Holat also secured a corporate fuel card for the commercial truck and Wettlaufer ran up $43,669 against the account over the next four months.

On the last day of 2011, Wettlaufer went into an insurance agent and through a transfer-tax form became the truck's registered owner. In an amended notice of civil claim, Hotlat alleged Wettlaufer forged Holat's signature on the document to fraudulently obtain an owner's certificate of insurance and a vehicle licence naming him the owner.

Wettlaufer initially told police he had seen Holat sign the transfer-tax form but when he learned a handwriting expert concluded the signature was not Holat's, he changed his story, Funt noted, and said he did not see Holat sign the paper.

In the first week of January 2012, Stuart Raymond Robinson saw the truck for sale for $65,000 on a popular internet website and flew from Vancouver to Prince George to make the purchase.

Holat never challenged the purchase price, Funt noted. "In other words, the price was not so low as to place Mr. Robson on notice of Wettlaufer's forgery or other irregularities," Funt said.

However, Funt ordered Robson return the truck to Holat. Under cross examination, Robson said he obtained a lien search from his bank but received no information regarding who was the lawful owner and relied on the owner's certificate Wettlaufer had shown him to answer that question.

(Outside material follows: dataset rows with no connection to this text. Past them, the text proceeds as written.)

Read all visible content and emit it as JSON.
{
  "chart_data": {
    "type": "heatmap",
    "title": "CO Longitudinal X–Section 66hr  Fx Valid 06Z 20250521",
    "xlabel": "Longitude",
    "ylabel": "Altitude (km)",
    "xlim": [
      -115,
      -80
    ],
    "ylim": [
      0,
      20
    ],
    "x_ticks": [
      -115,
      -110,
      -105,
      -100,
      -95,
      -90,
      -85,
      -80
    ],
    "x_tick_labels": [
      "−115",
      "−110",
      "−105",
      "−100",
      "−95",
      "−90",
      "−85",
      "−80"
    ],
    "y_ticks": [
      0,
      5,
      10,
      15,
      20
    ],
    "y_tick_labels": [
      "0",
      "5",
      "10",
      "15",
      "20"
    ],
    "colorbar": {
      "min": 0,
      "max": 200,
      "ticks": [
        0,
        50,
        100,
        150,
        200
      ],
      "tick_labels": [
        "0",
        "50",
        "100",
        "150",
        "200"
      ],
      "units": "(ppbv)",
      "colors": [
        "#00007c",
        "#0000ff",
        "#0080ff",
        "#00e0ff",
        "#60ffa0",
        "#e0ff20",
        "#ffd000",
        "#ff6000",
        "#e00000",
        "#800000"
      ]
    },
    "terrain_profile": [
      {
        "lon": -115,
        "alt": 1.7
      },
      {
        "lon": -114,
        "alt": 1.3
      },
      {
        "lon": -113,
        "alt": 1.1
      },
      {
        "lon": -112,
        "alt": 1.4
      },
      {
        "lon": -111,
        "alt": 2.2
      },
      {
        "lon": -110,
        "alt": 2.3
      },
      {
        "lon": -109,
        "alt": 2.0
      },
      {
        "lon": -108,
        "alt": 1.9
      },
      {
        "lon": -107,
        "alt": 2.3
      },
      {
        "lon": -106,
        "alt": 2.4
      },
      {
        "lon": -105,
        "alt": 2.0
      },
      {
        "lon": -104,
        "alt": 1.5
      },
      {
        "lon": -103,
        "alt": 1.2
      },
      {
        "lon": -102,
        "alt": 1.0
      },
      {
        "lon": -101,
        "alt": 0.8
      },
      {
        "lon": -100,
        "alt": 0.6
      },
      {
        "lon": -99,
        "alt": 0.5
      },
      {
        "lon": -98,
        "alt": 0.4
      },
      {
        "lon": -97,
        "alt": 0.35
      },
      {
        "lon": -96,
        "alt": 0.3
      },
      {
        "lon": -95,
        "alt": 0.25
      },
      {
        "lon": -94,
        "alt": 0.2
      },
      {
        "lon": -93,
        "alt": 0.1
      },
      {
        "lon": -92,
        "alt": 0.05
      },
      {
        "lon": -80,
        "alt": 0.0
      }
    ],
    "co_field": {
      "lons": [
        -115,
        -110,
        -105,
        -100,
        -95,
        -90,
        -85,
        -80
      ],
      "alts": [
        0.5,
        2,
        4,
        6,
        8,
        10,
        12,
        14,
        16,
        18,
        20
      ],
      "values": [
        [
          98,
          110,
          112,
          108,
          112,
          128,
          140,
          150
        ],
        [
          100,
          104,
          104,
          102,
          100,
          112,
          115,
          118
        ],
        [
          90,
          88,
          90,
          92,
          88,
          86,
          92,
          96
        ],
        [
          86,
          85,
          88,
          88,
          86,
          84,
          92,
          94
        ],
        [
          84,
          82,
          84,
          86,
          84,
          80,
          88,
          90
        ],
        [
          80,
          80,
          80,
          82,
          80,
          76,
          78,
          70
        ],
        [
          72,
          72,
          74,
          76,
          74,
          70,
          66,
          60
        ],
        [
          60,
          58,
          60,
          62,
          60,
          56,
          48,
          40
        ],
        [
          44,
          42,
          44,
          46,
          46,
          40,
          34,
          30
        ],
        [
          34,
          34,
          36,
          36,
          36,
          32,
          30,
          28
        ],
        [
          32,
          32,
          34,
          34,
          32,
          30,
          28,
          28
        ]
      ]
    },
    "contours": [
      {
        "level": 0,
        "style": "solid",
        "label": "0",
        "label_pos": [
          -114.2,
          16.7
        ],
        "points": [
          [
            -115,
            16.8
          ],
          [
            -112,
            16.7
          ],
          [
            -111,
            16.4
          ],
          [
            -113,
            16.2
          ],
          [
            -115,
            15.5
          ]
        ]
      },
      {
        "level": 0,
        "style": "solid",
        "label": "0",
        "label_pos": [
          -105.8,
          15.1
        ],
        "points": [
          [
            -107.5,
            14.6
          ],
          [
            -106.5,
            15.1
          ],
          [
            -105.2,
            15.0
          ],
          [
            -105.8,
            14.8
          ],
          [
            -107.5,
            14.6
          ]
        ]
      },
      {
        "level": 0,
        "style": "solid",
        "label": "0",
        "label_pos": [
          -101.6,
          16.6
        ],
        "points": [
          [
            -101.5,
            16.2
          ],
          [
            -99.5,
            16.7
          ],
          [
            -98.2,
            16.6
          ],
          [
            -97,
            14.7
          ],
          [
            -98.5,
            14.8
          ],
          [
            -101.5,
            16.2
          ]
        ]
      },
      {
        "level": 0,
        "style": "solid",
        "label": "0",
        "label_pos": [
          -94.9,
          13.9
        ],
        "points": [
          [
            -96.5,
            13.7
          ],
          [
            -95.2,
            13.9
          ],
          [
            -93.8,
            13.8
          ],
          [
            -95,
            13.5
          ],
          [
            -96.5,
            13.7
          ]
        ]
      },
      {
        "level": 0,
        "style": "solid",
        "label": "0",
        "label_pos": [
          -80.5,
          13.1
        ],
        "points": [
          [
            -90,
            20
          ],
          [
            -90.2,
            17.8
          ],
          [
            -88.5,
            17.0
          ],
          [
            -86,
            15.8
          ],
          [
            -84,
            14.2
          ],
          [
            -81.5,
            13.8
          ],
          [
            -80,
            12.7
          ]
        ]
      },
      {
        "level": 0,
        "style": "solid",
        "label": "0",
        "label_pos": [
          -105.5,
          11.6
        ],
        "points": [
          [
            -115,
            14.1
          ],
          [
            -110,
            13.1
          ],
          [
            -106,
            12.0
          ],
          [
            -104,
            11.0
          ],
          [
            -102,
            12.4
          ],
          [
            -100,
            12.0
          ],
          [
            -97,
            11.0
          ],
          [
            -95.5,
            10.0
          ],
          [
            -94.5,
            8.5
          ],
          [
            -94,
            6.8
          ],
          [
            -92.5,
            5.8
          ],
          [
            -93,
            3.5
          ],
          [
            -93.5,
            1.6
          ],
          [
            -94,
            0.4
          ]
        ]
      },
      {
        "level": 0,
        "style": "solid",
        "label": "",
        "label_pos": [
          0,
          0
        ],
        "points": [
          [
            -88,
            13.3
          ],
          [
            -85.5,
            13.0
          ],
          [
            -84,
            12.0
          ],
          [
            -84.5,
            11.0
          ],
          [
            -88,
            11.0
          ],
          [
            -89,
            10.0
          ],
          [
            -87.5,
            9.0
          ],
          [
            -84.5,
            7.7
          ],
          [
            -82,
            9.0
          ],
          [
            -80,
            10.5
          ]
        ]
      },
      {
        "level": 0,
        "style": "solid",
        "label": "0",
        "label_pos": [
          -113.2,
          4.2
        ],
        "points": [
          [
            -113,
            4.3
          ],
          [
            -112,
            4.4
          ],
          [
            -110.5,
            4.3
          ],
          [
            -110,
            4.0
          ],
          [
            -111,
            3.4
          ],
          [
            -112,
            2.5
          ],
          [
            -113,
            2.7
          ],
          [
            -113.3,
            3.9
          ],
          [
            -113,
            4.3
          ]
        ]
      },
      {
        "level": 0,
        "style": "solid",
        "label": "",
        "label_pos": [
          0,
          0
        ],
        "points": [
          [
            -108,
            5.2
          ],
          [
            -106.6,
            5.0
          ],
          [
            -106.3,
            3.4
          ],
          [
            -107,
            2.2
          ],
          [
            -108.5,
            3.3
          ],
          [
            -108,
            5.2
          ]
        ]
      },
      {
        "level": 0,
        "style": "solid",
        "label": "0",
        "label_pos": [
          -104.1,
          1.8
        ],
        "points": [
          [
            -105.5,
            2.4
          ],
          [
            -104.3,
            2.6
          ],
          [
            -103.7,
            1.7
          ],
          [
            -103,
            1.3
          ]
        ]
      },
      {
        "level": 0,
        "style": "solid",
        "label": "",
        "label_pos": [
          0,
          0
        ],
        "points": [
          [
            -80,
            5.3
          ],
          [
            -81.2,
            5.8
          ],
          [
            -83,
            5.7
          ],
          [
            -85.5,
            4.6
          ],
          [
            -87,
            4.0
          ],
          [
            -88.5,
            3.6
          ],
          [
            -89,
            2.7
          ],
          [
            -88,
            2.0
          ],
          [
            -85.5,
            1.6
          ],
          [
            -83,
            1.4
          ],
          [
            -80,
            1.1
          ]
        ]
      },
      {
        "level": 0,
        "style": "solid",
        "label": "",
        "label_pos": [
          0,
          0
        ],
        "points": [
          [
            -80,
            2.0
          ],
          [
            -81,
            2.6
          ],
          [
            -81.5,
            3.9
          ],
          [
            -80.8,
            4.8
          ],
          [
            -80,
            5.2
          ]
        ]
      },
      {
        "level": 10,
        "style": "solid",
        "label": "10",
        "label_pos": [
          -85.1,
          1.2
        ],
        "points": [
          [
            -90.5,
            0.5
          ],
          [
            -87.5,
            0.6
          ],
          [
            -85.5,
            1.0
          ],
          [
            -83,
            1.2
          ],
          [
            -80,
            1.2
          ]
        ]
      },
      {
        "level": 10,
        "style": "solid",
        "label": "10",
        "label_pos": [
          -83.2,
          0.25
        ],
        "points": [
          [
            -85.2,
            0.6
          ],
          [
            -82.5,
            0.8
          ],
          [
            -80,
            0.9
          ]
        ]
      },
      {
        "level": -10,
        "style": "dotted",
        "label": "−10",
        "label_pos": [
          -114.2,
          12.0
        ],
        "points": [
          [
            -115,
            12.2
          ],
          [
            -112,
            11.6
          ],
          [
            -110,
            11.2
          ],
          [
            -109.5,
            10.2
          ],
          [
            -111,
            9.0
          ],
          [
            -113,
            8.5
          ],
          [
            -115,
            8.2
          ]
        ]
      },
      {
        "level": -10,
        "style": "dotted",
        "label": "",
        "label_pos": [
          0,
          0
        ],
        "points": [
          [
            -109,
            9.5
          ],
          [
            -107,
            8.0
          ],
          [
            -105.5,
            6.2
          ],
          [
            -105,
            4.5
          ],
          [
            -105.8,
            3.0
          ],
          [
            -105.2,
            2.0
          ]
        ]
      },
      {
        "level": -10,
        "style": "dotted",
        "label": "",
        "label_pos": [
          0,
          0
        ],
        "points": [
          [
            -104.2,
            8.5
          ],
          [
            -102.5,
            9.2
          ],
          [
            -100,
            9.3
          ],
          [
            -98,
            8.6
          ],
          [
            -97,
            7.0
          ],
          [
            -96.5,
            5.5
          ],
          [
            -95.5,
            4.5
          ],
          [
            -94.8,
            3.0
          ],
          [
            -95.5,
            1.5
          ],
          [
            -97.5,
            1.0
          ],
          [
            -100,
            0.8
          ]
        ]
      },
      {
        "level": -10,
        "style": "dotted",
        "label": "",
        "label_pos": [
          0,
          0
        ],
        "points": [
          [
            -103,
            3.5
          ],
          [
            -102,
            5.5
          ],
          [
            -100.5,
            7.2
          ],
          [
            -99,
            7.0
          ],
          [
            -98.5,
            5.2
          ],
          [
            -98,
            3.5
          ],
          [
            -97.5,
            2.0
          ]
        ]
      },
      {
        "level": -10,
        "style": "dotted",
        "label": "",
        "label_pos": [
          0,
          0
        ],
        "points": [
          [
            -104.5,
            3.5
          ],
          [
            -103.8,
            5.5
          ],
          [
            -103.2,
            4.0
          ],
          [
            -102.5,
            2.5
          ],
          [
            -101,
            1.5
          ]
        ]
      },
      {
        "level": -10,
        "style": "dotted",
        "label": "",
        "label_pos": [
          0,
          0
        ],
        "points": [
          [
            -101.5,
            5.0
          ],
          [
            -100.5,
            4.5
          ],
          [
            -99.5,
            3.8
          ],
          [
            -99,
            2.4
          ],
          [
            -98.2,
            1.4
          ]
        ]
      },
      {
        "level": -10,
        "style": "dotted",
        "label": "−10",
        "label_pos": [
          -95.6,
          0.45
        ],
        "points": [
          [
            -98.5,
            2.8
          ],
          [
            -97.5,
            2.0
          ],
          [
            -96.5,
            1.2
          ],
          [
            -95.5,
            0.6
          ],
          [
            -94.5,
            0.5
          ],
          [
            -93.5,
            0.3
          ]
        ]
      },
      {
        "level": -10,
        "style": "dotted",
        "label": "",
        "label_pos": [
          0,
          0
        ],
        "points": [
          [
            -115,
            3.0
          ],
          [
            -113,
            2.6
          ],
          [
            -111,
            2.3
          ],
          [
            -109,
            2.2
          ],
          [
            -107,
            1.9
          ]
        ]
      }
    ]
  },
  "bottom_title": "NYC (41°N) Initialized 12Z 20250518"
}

"In other words, there was no evidence to support that any search involved the confirmation of a valid chain of title," Funt said and noted that during cross examination, Robson "conceded that internet websites may be used by unscrupulous people, although 'that was not in front of his mind.'"

Funt dismissed Wettlaufer's claim Holat had given him the truck and said God wanted him to have it, in part because she never had it registered in his name when it was first purchased.

Wettlaufer also claimed Holat made sexual advances to him that were distressing but when pressed by her lawyer, Mitch Houg, he could not explain why he did not repel any of the alleged advances or report them to police

During a police interview, Wettlaufer reported only one alleged instance and his tone of voice "reflected no emotional distress or vulnerability," Funt said in dismissing that aspect of Wettlaufer's claim.

Wettlaufer was ordered to pay Holat back the $2,500 loan, $6,000 for six months of lease payments, the $43,669 in fuel charges, plus $10,000 in punitive damages and $2,500 in special costs, adding up to $64,669.